By Marty Silk and Nick Gibbs
"If you are unvaccinated, you are nine times more likely to end up in hospital," Dr Gerrard says. (AAP)

Queensland has recorded another 22,069 COVID-19 cases, with the state's outbreak spreading to all but two local government areas.

The new cases emerged after 57,604 tests in the 24 hours to 6.30am on Wednesday, taking the total number of active infections in the state to 130,947.

Chief Health Officer John Gerrard says there are now 525 people being treated for COVID-19 in hospital, with 30 in intensive care and eight patients on a ventilator.

He says it is evident from clinical data on more than 500 patients that vaccination, especially boosters, provides people with good protection from the virus.

"If you are unvaccinated, you are nine times more likely to end up in hospital than if you have received a boosted vaccination, that is three doses of vaccine," Dr Gerrard told reporters on Wednesday.

Meanwhile, Health Minister Yvette D'Ath said 3985 of the new cases emerged after home rapid antigen test results reported by individuals.

She said there were no plans to penalise or fine people for failing to report positive RAT results like NSW is proposing.

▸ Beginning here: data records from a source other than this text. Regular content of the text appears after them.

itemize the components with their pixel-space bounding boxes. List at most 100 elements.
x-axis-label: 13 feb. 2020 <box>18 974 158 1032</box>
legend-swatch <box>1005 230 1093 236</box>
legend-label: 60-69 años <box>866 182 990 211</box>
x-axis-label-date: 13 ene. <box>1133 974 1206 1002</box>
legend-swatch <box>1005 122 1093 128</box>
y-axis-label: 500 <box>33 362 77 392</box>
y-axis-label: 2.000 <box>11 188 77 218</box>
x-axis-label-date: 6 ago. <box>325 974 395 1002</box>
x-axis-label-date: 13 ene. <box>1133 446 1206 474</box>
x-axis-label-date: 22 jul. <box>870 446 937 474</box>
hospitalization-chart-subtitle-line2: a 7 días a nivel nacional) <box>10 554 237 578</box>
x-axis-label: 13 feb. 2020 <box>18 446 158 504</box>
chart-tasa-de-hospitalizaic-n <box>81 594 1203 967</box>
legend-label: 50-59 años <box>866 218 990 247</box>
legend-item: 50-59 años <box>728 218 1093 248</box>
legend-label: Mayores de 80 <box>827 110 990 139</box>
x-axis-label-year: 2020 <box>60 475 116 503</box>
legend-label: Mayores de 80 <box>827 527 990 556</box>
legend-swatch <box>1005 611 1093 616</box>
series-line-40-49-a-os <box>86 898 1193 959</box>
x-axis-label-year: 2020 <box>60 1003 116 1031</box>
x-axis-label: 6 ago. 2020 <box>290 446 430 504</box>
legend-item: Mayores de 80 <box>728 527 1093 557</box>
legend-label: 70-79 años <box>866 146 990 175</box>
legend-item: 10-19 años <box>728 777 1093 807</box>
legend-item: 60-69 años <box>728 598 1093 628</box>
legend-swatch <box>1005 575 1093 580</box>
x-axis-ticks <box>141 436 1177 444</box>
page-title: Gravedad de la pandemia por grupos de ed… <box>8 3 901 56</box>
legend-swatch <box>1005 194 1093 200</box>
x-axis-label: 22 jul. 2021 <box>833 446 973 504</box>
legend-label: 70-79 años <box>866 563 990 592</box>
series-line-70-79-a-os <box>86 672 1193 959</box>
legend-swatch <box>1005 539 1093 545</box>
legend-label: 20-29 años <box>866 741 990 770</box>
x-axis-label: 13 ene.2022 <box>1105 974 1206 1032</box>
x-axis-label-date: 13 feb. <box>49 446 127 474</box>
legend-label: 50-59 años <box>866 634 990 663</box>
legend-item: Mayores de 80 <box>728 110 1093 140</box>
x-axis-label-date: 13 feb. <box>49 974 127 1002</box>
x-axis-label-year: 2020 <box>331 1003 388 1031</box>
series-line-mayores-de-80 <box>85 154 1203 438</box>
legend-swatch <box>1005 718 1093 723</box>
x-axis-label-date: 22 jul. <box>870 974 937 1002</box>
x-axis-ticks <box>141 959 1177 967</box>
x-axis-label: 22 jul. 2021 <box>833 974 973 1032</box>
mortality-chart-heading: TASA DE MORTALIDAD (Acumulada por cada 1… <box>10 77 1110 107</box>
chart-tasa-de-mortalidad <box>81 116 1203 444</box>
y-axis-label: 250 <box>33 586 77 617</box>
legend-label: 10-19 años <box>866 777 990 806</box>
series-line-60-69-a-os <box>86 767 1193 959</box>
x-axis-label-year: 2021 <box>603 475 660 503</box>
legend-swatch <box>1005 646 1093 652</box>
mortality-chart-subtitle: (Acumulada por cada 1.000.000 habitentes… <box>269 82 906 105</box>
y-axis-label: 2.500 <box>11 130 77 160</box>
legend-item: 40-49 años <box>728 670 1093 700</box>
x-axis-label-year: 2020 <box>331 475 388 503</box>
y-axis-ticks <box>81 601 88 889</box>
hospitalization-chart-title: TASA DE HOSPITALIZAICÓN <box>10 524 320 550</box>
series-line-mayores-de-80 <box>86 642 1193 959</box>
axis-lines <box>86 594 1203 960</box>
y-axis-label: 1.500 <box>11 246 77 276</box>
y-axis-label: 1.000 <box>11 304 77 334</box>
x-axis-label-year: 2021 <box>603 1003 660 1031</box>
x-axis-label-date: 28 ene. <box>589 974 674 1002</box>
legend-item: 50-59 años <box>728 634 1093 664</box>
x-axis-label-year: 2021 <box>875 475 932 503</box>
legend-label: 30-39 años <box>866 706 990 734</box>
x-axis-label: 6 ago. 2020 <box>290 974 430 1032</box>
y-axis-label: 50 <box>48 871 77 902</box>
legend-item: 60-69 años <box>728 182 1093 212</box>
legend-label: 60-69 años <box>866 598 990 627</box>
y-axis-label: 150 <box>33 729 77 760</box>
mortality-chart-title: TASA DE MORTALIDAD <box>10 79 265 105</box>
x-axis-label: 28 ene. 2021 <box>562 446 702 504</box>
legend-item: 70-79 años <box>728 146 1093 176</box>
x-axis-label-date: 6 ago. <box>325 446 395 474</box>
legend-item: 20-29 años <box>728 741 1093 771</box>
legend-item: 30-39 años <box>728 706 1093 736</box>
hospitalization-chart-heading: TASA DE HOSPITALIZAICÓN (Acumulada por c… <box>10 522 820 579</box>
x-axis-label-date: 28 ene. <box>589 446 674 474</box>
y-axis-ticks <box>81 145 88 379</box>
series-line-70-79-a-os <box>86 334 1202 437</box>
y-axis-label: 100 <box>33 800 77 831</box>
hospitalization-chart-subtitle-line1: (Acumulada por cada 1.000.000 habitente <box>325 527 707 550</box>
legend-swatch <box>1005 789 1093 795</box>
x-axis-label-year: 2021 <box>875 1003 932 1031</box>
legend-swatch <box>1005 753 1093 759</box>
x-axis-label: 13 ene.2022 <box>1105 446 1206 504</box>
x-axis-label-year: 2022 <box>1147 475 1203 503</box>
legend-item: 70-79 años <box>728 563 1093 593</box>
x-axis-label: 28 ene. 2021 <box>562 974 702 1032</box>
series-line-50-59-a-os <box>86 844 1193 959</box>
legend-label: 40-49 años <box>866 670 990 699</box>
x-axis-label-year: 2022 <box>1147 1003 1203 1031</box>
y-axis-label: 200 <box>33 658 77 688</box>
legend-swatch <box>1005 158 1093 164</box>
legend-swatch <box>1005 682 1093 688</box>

"The question for NSW is how are they going to actually monitor that?" she said.

"How do you know someone's got a positive test in a home kit, at home, and haven't reported?

"Are you going to start asking people in the household to start dobbing them in? I just don't know how they're going to monitor it."

Supply issues for people trying to access the rapid tests have not been fixed, and their use at public testing sites could be making waiting times worse, Ms D'Ath said.

The extra time needed for patients to wait for their results, as well as the added demand on testing staff to record results on the spot, will not alleviate stress on the system, she said.

"If we want to keep those lines moving at the same rate they are now, which we know is still leading to delays and long waits, we would have to put on extra staff," she said.

"I suspect every health minister right now is thinking, 'I might be better off using the point of care tests internally for the public health system as opposed to on the frontline in the public testing lines'."

Meanwhile, Queenslanders are still being advised to work from home wherever possible, but not to stay away from venues such as pubs and clubs if they are fully vaccinated.

"We're not telling people to stay away from those places," Ms D'Ath said, while reinforcing the importance of wearing masks and social distancing.

But with the state moving towards its predicted peak case load in coming weeks, vulnerable groups should avoid large crowds, the health minister advised.

"That's the government's message. It's not an inconsistent message," she said.

It comes as the government works through contingency plans for public transport services affected by staff needing to isolate.

There has not yet been a decision to cut the number of services.